The guys over at Awards Watch are borderline obsessed with their red-headed divas, and there’s nothing wrong with that, but giving them early access to an already-hyped potential vehicle for Adams’ long-awaited Oscar only runs the risk of inflating their reaction, which I guess is good press from the studio’s marketing standpoint. The problem with taking these types of early Twitter reactions seriously in the grand scheme of the race, though, is that they’re immediate, unfiltered, and squished into 140 characters, where you’re forced to talk bigger instead of talking better, and inflated again by the fanboys on forums and blogs that seek them out after the screening. Audiences and pundits are waiting for an excuse to explode with praise for a film that’s already charged with Oscar conversation, especially this early in the year. This seems to happen every time an Oscar movie is screened early. They’ll freak out and heap praise immediately because:
A) They’re excited that they’ve seen it before everyone else
B) It fills the egos of those who’ve seen it because they were able to see it before anyone else, so of course they’re going to capitalize on that esteem by inflating their reaction as a means to validate the fact that, well, they’ve seen it before anyone else
I’m not doubting Adams’ performance at all. I actually have high hopes for it, though it’s just really tough for me to take seriously the opinion of an Adams’ fanboys who were given early access to one of her films, but the excitement (and the thirst) of those who’ve seen the film already is far too real and pre-established to amount to a serious reaction or gauging of her placement in the race thus far, and preview screenings without embargoes on audience reaction are only tools to aid in the film’s publicity machine.

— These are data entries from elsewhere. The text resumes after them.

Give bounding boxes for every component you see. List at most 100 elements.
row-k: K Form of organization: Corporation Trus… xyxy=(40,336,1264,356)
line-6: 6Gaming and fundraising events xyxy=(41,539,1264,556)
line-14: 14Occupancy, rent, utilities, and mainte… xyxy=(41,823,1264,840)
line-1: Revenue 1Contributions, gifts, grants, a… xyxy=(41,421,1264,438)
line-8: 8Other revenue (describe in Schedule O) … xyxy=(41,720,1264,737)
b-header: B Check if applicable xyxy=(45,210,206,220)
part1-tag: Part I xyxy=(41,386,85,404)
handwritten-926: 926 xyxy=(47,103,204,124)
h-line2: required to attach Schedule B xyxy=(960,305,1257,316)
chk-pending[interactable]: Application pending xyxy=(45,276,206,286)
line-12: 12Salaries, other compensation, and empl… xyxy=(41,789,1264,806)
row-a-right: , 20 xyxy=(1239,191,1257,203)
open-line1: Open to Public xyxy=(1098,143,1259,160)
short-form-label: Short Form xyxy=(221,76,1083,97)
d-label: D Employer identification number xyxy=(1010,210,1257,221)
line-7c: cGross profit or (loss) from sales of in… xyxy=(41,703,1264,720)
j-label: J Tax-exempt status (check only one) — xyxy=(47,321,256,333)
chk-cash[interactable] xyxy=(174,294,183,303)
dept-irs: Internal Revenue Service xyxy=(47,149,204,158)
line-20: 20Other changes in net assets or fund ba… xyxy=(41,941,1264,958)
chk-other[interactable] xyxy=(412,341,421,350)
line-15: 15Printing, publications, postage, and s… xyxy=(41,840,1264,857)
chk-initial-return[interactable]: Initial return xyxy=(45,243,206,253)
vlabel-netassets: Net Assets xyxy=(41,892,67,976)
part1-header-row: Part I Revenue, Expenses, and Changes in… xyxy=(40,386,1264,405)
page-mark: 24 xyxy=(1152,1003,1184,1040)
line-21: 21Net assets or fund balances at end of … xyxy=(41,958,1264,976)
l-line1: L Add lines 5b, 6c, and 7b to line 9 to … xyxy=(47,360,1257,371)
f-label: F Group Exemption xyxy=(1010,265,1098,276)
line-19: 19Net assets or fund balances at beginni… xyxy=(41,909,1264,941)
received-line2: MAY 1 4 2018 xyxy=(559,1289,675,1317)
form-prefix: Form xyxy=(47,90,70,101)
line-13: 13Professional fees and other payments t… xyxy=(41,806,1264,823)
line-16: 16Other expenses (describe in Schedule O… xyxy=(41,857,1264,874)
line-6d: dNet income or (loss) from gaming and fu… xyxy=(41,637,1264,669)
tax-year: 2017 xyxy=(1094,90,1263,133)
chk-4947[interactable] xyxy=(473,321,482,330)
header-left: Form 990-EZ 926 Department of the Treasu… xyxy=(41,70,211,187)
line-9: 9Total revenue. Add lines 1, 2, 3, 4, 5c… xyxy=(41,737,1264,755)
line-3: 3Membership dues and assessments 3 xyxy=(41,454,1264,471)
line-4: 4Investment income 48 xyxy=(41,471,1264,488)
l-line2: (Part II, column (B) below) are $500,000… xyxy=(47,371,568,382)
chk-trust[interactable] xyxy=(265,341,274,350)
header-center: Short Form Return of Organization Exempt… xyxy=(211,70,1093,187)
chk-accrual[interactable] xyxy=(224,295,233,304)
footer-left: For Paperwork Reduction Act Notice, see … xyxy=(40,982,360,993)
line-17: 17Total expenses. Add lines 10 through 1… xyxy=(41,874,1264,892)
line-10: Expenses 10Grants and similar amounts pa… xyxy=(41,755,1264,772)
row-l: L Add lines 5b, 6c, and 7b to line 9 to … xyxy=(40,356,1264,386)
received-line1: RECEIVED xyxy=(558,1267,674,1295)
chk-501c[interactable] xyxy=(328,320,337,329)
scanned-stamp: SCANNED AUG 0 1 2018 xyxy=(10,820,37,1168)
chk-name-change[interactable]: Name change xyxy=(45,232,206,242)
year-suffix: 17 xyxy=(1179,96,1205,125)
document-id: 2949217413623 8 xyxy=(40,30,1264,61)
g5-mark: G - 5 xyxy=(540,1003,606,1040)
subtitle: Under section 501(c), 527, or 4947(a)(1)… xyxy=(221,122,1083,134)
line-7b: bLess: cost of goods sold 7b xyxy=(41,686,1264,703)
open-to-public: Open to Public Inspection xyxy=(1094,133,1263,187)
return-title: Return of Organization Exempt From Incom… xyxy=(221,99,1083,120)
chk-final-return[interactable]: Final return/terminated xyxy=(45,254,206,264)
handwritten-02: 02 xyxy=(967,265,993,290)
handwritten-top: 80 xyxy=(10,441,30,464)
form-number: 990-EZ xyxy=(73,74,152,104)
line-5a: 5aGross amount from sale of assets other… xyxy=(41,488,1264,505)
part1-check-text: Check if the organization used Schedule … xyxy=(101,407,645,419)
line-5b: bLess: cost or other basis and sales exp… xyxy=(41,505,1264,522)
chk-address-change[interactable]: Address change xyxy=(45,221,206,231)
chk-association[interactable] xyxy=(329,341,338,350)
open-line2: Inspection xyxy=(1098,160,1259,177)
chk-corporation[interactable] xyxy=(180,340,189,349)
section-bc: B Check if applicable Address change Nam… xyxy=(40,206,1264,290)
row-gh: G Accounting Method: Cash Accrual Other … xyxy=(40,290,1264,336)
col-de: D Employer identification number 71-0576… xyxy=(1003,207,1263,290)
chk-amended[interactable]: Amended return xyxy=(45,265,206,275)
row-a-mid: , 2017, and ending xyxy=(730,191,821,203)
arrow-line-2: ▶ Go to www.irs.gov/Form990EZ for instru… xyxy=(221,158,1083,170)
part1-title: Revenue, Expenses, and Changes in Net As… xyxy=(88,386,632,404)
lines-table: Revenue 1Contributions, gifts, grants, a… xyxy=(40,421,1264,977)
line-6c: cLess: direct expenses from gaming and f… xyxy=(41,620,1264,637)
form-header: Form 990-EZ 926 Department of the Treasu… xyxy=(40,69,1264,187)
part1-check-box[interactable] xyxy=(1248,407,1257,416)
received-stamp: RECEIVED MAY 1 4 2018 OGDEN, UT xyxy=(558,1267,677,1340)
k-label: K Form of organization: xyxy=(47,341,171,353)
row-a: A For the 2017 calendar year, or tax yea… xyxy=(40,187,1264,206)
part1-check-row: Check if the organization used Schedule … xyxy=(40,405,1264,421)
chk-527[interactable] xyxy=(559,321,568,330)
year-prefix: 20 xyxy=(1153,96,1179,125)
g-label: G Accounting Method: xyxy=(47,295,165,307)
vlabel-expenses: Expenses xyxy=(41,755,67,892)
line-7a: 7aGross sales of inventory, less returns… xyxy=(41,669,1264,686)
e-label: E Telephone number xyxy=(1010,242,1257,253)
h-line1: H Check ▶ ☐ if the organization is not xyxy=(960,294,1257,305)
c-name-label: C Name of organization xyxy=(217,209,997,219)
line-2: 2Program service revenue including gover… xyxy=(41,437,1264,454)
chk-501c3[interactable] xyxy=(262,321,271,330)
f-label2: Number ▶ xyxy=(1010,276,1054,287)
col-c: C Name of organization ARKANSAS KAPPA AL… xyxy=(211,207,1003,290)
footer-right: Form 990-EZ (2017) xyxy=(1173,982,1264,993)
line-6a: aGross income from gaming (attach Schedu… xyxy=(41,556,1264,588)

It’s important to pay attention to people’s reactions to these screenings as a whole, and not take the word of a few loud individuals who want to make their opinion on the film matter more than the collective. As a whole, it seems like people liked Adams’ performance. If you dig deeper, you’ll find that a good number of people actually feel that Waltz outshines her (see Oh No They Didn’t!’s review by clicking here).
The opinions of these chosen few don’t mean anything more or less than that, and a single day of screenings should, by no means, be used to say that an actress is going to win the Oscar when the landscape she’ll be competing in hasn’t even been laid out yet. It’s just irresponsible and false amplification of an untested, tiny sliver of a much larger race with fixings that have yet to fall entirely into place.
It all amount to little more than jockeying for the pole position, to being able to shout one’s own stance at Ground Zero, and our obsession with “being there” at the beginning instead of being in the moment when everything’s unfolding is turning the Oscar race into a dull screaming match between voices that don’t really matter.
As much as we’d like to gain control, to wrangle our favorites from the grasp of the studios who fuel their Oscar campaigns and steer them along the path to greatness, we lose sight of one thing: it’s all in the hands of the Academy, and we must surrender control until the time to intervene is just right. Keep the shouting to a minimum until all the pieces are in play, no?